As I was working through this passage, I wrote out in the margin, there is a whole word of assumptions in this passage. For example,
- Gifts are something you receive, therefore, DON’T BOAST!
- Gifts are for others. (In other words, God gives you the ability to do something but he gives it in order that you might re-gift your gift to others.)
- There are various/varied gifts of God, i.e. we are not all the same.
- This list is not exhaustive. “If speaking…” here’s one, for example. “If service…” Oh, here’s another. I think what this means is whatever gift you have, roll up your sleeves and use it to God’s glory. In fact, in the last membership class, we just went around the room giving everyone a chance to say how they have served in the local church, and it was so neat to hear 30 people say all sorts of gives.

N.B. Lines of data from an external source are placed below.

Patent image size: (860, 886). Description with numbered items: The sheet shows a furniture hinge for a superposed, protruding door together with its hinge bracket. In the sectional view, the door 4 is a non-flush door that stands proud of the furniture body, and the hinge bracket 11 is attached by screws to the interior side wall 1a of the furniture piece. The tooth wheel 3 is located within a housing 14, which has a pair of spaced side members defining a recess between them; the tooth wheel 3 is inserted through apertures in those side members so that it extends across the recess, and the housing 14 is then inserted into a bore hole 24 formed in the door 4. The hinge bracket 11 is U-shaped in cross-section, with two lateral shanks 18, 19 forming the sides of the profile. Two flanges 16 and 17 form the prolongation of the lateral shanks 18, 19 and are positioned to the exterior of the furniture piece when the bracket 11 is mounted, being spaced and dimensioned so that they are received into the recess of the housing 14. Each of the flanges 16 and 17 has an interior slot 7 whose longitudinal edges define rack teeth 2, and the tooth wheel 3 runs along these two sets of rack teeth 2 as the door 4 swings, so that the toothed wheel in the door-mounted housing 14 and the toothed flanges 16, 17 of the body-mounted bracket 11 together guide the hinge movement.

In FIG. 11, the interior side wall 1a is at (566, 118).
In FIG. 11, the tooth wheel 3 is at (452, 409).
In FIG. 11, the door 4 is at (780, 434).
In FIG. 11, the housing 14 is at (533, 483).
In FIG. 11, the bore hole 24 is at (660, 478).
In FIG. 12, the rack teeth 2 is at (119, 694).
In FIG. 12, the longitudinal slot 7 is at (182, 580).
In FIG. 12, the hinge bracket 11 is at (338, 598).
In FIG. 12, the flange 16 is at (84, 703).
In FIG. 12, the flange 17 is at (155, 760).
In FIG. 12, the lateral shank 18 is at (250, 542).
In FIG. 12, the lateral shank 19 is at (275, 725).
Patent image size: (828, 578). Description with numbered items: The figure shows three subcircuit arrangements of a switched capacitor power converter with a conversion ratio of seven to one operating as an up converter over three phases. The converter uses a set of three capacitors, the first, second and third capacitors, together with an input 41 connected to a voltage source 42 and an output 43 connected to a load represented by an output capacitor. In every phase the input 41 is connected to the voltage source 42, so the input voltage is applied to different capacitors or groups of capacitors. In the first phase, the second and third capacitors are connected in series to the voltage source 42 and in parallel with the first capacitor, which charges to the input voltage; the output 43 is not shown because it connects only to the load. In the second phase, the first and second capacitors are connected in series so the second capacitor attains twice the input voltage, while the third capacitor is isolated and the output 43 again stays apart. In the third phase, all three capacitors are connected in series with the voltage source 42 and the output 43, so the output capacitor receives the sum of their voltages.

There is so much that could just be said about these verses, but I want to close with two encouragements.
Your weakness and your inability to do the will of God by yourself is not a problem to God.
Did you see the phrase, “whoever serves, as one who serves by the strength that God supplies”? Did you notice that? Well, right after that it says, “in order that in everything God may be glorified through Jesus Christ.”
That statement—“ in order that in everything God may be glorified”—is focused specifically on one particular gift, but I think what it says is true across the whole passage. In other words, if you are called to do something, and you don’t have the strength to do it, then you should trust God, because if he supplies the grace, then he gets the glory. Do you see what I’m saying? Your weakness and your inability is not a problem to God. The only thing he has ever known is weak and sinful people in need of a great savior.
When this passage calls us to walk in the will of God, know this: Jesus Christ has done the will of God before us and for us. What God requires of us, Jesus did for us.
Think about this verse from the gospel of John. In John 6:38 it says,
For I have come down from heaven, not to do my own will but the will of him who sent me.
Notice the phrase the will of God. Now, probably there were aspects of the secret will of God that Jesus accomplished, but he certainly did his revealed will as well. What I mean is that the very things this passage requires of us, Jesus did for us.
Think of the way Jesus abstained from sin. He never sinned. And he was constantly maligned.
And consider the way he loved sinners. We are to love so that we cover up sins, but Jesus… he actually covers them up with his own blood.
And joyful hospitality… Oh my. Jason pointed this out to me as we were talking about this. Whose world is this? It’s God’s world. Which means that every good thing we have ever known comes from him. The fact that we are in this world is God extending his hospitality to us. Amazing.
As Peter writes, “To him belong glory and dominion forever and ever. Amen.”